Howard Menelson Chaplin
Born: 1891, Lawford.
Parents: Henry and Eleanor Chaplin
Local addresses: Rudkins Farm, Lt Bromley
Unit: Norfolk Regiment, 2nd Bn.
Regimental Number: 8473
Died: P.O.W. 20 Sept 1916 (aged 25)
Commemorated: Panel 10, Basra Memorial, Iraq.
Howard Menelson Chaplin was born in 1891, at Lawford, probably in Aldhams Cottages where his family lived at the time. Howard's father Henry was an agricultural labourer who had been born in Little Bromley, whilst his mother Eleanor was from Dedham; they had eight children together.
At some point between April 1901 and April 1911, the Chaplin family moved to Rudkins Farm, which then stood on Ardleigh Road, Little Bromley, just opposite to Norman's Farm. Howard's occupation on the 1911 Census is shown as a Farm Labourer.
Prior to the outbreak of the Great War, Howard volunteered to join the Norfolk Regiment, and by August 1914 it appears that was serving as a Private with the Regiment's 2nd Battalion in India. He enlisted in Ipswich.
Howard's Battalion landed on 15th November 1914 in Mesopotamia (modern day Iraq) which was then part of the Ottoman Empire also known as the Turkish Empire. The 2nd Norfolks were part of an Expeditionary Force which mainly consisted of Indian units.
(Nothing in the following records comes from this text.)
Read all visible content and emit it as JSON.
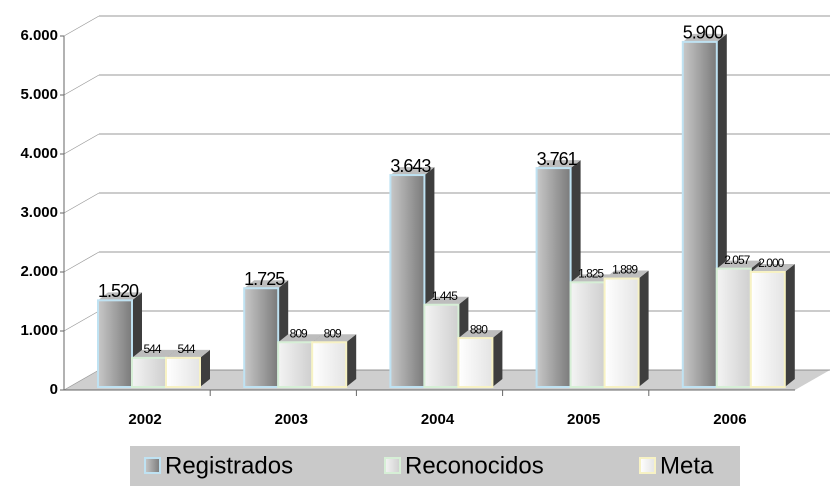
{
  "chart_data": {
    "type": "bar3d",
    "categories": [
      "2002",
      "2003",
      "2004",
      "2005",
      "2006"
    ],
    "series": [
      {
        "name": "Registrados",
        "color": "#9c9c9c",
        "values": [
          1520,
          1725,
          3643,
          3761,
          5900
        ],
        "value_labels": [
          "1.520",
          "1.725",
          "3.643",
          "3.761",
          "5.900"
        ]
      },
      {
        "name": "Reconocidos",
        "color": "#dedede",
        "values": [
          544,
          809,
          1445,
          1825,
          2057
        ],
        "value_labels": [
          "544",
          "809",
          "1.445",
          "1.825",
          "2.057"
        ]
      },
      {
        "name": "Meta",
        "color": "#f2f2f2",
        "values": [
          544,
          809,
          880,
          1889,
          2000
        ],
        "value_labels": [
          "544",
          "809",
          "880",
          "1.889",
          "2.000"
        ]
      }
    ],
    "ylim": [
      0,
      6000
    ],
    "yticks": [
      0,
      {
        "value": 1000,
        "label": "1.000"
      },
      {
        "value": 2000,
        "label": "2.000"
      },
      {
        "value": 3000,
        "label": "3.000"
      },
      {
        "value": 4000,
        "label": "4.000"
      },
      {
        "value": 5000,
        "label": "5.000"
      },
      {
        "value": 6000,
        "label": "6.000"
      }
    ],
    "grid": true
  }
}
It was despatched in an attempt to defend the oilfields in neighbouring Persia (modern day Iran) from the Turkish forces in Mesopotamia, following the Ottoman Empire's entry into the War on the side of Germany and Austria-Hungary.
Howard was captured by the Turks, almost certainly at the town of Kut Al Amara on 29th April 1916. After 147 days of being besieged by Turkish forces, and with the defenders ravaged by starvation and illness, the British Commander Major-General Townshend surrendered his troops unconditionally.
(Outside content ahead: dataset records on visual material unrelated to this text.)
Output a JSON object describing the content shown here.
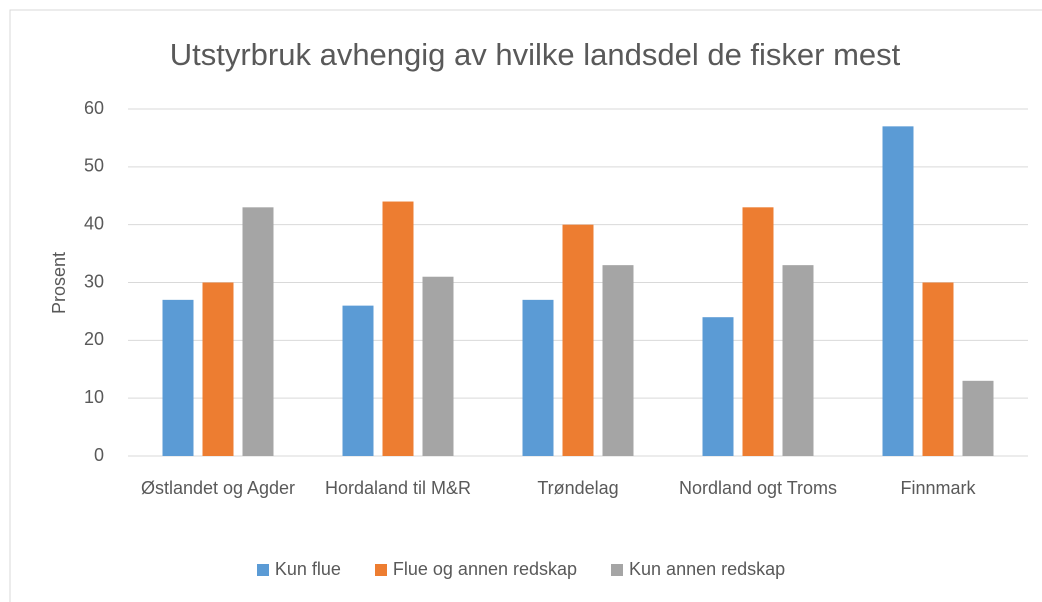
{
  "chart_data": {
    "type": "bar",
    "title": "Utstyrbruk avhengig av hvilke landsdel de fisker mest",
    "y_label": "Prosent",
    "categories": [
      "Østlandet og Agder",
      "Hordaland til M&R",
      "Trøndelag",
      "Nordland ogt Troms",
      "Finnmark"
    ],
    "series": [
      {
        "name": "Kun flue",
        "color": "#5b9bd5",
        "values": [
          27,
          26,
          27,
          24,
          57
        ]
      },
      {
        "name": "Flue og annen redskap",
        "color": "#ed7d31",
        "values": [
          30,
          44,
          40,
          43,
          30
        ]
      },
      {
        "name": "Kun annen redskap",
        "color": "#a5a5a5",
        "values": [
          43,
          31,
          33,
          33,
          13
        ]
      }
    ],
    "ylim": [
      0,
      60
    ],
    "yticks": [
      0,
      10,
      20,
      30,
      40,
      50,
      60
    ],
    "grid": true,
    "legend": "bottom"
  }
}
Of the 13,300 strong garrison who surrendered at Kut, approximately 1,500 were exchanged. The remainder, including 2,600 British, were force-marched the 100 miles to Baghdad, and from there most were then sent to Anatolia in Turkey. Over the next two and half years in captivity nearly two thirds of the British prisoners and half of the Indian prisoners died as a result of cruelty and neglect in appalling conditions.
Howard Chaplin died in captivity on 20th September 1916, aged 25. After the war Howard was officially commemorated on the Basra Memorial, in Iraq. The Memorial commemorates more than 40,500 members of the Commonwealth forces who died in the operations in Mesopotamia from the autumn of 1914 to the end of August 1921, and whose graves are not known.